FinOps Dashboard with Grafana
# PromQL queries per dashboard FinOps Kubernetes
# Costo orario totale del cluster
sum(
kube_pod_container_resource_requests{resource="cpu"} * 0.033 +
kube_pod_container_resource_requests{resource="memory"} / 1073741824 * 0.004
) by (namespace)
# Efficienza CPU per namespace (utilizzo reale / requested)
sum(rate(container_cpu_usage_seconds_total[5m])) by (namespace) /
sum(kube_pod_container_resource_requests{resource="cpu"}) by (namespace) * 100
# Pod con requests molto piu alte del consumo reale (spreco > 70%)
(
kube_pod_container_resource_requests{resource="cpu"} -
rate(container_cpu_usage_seconds_total[24h])
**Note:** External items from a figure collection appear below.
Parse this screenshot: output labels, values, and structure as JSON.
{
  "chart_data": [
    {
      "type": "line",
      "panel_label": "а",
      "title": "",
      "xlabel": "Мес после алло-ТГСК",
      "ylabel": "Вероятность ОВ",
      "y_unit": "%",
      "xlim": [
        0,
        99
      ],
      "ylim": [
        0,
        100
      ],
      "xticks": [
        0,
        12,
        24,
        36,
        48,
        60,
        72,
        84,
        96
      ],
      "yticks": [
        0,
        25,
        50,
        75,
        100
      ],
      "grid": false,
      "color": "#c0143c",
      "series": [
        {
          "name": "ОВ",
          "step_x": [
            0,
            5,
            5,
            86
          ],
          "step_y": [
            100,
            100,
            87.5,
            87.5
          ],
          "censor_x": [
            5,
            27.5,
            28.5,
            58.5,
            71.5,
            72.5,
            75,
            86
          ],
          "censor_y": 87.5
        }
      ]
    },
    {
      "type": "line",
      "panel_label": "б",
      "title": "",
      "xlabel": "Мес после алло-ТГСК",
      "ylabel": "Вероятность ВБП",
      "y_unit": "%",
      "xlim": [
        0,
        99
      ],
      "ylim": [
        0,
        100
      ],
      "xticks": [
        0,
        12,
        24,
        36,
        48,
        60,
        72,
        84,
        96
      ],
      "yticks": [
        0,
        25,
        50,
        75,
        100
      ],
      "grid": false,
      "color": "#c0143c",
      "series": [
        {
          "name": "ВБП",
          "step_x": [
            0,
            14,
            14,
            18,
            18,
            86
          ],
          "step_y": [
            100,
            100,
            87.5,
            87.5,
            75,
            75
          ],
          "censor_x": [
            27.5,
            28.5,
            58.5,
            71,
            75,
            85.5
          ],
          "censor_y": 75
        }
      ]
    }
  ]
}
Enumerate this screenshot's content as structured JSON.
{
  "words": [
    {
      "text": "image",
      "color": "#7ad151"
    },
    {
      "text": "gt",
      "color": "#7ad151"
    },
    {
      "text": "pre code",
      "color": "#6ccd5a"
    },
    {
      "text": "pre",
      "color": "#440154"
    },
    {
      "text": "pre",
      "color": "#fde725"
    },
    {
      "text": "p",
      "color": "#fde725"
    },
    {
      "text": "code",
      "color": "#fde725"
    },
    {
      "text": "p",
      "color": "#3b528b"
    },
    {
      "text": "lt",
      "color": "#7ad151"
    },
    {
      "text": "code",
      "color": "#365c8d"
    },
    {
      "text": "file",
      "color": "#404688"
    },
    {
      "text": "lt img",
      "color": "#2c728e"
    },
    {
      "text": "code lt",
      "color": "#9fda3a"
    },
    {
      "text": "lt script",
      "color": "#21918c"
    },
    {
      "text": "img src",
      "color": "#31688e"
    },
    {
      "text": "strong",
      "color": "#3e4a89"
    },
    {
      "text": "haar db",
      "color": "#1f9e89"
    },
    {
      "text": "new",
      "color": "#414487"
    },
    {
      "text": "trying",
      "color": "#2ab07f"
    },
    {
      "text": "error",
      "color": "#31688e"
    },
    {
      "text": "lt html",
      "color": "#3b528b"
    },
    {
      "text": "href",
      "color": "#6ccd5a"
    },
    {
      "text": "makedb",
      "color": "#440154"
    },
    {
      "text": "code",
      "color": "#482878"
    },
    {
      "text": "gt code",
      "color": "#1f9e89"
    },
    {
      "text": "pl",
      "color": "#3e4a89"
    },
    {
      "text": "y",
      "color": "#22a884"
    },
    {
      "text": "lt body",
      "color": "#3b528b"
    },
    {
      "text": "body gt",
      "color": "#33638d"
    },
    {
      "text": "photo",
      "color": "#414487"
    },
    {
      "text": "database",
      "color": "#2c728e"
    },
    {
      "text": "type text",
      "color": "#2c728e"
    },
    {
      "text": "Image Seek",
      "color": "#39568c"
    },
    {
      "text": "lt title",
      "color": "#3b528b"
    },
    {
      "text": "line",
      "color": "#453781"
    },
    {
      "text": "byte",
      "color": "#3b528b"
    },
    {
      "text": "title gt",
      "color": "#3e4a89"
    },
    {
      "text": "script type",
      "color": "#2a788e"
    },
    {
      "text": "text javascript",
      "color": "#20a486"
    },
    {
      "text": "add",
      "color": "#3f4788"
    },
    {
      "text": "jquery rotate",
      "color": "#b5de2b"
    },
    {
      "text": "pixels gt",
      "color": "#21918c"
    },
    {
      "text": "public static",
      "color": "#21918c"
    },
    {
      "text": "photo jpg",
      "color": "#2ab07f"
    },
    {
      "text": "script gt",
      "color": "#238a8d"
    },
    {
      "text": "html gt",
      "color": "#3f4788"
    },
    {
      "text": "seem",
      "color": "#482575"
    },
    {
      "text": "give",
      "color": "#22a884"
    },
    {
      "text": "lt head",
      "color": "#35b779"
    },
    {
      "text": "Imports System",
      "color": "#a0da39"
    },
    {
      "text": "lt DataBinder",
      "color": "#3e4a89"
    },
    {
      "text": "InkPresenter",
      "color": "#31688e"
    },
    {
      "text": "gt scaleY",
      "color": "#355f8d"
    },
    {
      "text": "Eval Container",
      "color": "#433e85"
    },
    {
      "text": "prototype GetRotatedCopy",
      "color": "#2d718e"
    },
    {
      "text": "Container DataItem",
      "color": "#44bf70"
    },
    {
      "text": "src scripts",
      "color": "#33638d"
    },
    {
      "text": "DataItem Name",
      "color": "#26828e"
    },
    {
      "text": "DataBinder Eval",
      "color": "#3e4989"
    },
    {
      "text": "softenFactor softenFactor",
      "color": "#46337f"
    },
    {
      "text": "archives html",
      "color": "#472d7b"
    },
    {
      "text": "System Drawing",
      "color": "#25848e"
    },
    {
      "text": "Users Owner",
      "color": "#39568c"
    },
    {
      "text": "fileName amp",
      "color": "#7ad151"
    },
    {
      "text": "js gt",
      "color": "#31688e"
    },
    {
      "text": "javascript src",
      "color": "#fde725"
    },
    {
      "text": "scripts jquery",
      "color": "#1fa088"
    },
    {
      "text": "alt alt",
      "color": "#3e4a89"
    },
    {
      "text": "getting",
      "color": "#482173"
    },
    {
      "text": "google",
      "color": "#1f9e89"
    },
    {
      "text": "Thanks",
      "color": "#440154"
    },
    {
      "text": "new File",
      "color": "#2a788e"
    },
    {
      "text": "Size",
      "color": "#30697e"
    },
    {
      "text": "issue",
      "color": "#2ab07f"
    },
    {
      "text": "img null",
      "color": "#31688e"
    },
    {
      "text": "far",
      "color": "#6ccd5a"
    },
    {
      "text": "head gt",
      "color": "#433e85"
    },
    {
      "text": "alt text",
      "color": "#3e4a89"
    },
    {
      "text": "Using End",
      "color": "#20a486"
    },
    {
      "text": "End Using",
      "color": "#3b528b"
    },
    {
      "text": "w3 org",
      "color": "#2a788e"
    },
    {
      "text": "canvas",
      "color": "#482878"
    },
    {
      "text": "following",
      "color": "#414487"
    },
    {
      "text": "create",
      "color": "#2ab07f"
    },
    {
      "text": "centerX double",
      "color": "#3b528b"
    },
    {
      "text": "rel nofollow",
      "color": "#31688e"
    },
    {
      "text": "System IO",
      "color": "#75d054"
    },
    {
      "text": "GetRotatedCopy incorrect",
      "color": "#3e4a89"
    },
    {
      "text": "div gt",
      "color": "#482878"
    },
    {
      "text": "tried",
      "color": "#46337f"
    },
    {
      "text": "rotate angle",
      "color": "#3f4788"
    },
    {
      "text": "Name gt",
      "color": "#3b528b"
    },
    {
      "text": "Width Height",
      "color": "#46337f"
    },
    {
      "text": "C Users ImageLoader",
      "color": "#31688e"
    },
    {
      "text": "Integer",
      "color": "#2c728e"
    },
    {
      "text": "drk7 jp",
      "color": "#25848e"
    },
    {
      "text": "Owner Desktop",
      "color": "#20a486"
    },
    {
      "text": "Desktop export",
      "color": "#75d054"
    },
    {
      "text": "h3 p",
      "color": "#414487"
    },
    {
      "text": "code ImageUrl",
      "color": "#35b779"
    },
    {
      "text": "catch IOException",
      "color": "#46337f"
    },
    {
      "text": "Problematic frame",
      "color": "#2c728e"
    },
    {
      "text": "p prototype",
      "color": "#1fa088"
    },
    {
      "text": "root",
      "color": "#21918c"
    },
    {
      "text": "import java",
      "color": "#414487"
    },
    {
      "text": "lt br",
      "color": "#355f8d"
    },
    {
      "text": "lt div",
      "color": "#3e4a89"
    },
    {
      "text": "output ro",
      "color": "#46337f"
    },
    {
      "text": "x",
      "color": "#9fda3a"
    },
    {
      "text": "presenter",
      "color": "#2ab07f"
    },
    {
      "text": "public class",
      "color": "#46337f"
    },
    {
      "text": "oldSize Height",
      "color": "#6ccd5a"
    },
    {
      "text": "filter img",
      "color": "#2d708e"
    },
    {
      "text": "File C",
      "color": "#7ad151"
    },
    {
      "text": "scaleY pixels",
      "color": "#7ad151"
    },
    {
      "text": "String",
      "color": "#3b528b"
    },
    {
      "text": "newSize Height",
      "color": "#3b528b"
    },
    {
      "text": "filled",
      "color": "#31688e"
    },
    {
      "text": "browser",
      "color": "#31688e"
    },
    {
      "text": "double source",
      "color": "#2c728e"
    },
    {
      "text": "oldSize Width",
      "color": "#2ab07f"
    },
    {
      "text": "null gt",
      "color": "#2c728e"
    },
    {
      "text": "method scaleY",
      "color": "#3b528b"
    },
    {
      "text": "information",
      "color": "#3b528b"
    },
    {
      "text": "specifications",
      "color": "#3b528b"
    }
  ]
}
) / kube_pod_container_resource_requests{resource="cpu"} > 0.7
# Importa il dashboard Grafana Kubecost: ID 11270
FinOps Best Practices for Kubernetes
Monthly FinOps Checklist
- Review VPA recommendations: Analyze VPA recommendations and apply rightsizing to the Top 10 wastes
- Check idle nodes: Nodes with CPU and memory usage < 10% for 24 hours must be terminated (Karpenter does this automatically)
- Check spot coverage: The goal is 70-80% of non-stateful nodes on spot instances
- Chargeback reports: Send monthly cost report per team via Kubecost API → email or Slack
- Review ResourceQuota: Increase quotas only with business justification, not by default
- Scale-to-zero for dev environments: Development environments should be shut down outside business hours (-65% cost)
Conclusions and Next Steps
FinOps for Kubernetes is not a one-time optimization: it is an ongoing process that requires visibility (Kubecost), intelligent recommendations (VPA), efficient provisioning (Karpenter with commercial) and organizational governance (ResourceQuota as budget). Implementing all these techniques together, organizations typically achieve savings of 35-55% on your Kubernetes cloud bill in the first 3-6 months.
The next step is to integrate FinOps Kubernetes into the development cycle: the developers they should see the estimated cost of their deployment before merging into production — a "shift-left" approach applied to costs.